Cell Population and Electrophysiology Approaches to Osmotic Fitness of Pseudomonas Aeruginosa

Abstract

Pseudomonas aeruginosa (PA) is an opportunistic pathogen with exceptional adaptability to a range of environments. Upon a sudden dilution of external medium, PA, as other bacteria evades mechanical rupture by engaging tension-activated channels releasing osmolytes. In this study we compare fast osmotic permeability responses in wild-type PA and E. coli (EC) strains in stopped-flow experiments and provide further electrophysiological description. Osmotic dilution experiments showed that PA tolerates a broader range of shocks than EC. Under the assumption that the cell has a chance to survive the shock when osmolyte release is fast enough to curb osmotic swelling, we recorded the kinetics of light scattering responses to osmotic up- and down-shifts. While exhibiting a lower water permeability, PA showed faster osmolyte release which correlated with better survival. To characterize the PA tension-activated channels, we generated giant spheroplasts from this microorganism and recorded current responses in excised native patches. Unlike EC which relies on two types of channels, EcMscS and EcMscL, to generate a distinctive two-wave pressure ramp response, PA exhibits a more gradual response dominated by MscL-type channels present in higher density.
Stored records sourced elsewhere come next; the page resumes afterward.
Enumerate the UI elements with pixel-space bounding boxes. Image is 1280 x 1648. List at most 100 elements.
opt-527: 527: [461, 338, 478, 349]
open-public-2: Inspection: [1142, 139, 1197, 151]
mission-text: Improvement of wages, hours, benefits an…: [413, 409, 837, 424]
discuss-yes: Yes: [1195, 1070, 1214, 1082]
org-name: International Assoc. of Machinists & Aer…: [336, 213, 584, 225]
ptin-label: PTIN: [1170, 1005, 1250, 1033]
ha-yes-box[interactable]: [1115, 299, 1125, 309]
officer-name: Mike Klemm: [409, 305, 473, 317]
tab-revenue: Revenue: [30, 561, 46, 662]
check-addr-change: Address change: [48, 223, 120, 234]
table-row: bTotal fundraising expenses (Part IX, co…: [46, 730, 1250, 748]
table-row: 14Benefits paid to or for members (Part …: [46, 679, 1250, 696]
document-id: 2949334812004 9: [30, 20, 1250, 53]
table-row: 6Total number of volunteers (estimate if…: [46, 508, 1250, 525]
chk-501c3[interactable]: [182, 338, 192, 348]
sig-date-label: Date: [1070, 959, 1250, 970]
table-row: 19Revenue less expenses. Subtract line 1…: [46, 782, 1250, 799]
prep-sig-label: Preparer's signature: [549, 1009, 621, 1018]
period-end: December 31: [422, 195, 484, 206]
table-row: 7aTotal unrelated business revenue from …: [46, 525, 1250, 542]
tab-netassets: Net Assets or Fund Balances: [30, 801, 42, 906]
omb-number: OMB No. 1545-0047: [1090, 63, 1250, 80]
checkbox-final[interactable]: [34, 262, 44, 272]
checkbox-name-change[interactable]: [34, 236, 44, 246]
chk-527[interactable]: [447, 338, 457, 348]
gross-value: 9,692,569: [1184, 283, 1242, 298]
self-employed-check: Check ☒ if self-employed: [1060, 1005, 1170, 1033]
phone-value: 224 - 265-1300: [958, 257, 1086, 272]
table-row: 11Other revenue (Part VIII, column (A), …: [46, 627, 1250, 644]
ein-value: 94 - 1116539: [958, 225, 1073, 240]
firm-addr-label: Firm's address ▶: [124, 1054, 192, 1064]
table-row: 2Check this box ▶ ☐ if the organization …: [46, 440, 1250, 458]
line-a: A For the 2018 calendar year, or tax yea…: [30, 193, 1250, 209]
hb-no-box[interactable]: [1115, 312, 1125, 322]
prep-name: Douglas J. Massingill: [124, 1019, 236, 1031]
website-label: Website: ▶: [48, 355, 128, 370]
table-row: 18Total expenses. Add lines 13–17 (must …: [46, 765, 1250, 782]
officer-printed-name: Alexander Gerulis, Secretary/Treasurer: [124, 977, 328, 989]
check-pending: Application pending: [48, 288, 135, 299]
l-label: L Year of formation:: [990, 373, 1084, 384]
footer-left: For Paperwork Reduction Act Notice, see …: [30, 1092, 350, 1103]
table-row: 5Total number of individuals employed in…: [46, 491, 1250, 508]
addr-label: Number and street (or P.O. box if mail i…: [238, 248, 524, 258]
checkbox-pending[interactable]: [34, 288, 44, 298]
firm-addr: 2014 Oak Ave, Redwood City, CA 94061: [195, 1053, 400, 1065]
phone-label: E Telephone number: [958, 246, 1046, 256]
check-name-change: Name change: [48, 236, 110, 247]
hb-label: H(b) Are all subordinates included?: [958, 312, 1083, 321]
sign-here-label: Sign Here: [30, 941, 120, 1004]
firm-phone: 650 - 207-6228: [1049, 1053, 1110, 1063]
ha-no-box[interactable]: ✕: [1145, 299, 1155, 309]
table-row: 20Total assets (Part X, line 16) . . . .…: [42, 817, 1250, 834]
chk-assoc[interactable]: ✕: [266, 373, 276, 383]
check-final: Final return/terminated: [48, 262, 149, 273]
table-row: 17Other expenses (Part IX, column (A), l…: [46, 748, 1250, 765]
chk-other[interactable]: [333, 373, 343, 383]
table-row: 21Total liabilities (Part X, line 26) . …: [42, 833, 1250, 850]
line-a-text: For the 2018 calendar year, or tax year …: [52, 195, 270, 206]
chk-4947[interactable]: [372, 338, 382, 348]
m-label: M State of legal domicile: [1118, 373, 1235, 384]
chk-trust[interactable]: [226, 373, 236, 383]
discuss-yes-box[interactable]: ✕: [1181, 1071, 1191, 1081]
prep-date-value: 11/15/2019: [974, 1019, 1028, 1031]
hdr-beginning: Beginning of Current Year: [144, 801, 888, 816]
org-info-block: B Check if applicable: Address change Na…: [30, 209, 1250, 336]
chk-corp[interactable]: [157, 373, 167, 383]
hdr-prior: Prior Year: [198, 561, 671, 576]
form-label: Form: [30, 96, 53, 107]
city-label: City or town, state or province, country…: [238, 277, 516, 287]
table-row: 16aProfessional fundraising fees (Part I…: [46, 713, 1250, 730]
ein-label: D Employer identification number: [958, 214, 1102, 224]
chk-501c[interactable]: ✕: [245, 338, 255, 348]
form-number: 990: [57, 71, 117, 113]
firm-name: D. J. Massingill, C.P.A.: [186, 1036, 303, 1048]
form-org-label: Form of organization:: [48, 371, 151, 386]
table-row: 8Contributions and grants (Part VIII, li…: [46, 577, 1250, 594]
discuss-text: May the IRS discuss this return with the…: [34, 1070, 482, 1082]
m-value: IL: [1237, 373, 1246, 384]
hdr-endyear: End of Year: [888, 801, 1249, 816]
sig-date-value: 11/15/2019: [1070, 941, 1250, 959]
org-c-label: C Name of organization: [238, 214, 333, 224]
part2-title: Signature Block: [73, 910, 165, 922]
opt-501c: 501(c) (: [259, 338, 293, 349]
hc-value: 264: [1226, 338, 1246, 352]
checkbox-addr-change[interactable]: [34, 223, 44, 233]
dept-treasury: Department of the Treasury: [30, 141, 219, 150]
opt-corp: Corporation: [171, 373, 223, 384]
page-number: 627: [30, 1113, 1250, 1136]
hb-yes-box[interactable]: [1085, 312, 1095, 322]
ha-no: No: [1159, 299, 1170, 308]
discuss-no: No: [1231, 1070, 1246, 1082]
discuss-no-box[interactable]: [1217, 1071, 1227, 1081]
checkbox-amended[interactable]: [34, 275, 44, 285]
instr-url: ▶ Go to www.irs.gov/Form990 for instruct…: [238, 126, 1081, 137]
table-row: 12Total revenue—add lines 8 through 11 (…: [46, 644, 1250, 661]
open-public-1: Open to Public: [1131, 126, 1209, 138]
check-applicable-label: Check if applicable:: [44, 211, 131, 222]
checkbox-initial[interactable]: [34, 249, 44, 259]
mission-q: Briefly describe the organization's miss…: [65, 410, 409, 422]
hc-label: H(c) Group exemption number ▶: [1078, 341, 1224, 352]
Genome analysis, cloning and expression revealed that PA possesses one MscL-type (PaMscL) and two MscS-type proteins (PaMscS-1 and 2). Both PaMscS channels exhibited an earlier activation by pressure as compared to EcMscS. PaMscS-2 showed a smaller conductance, higher anionic preference, strong inactivation and slow recovery. While PaMscS-1 and PaMscL rescued the unprotected MJF641 E. coli strain from osmotic damage, PaMscS-2 did not. Homology models and functional analysis of mutants have identified in PaMscSs the same ‘hinge’ elements responsible for inactivation as in EcMscS. We discuss distinctive parameters of PA cells, the capacity of its osmolyte release system, and a path toward quantitative models of the osmotic rescue mechanism.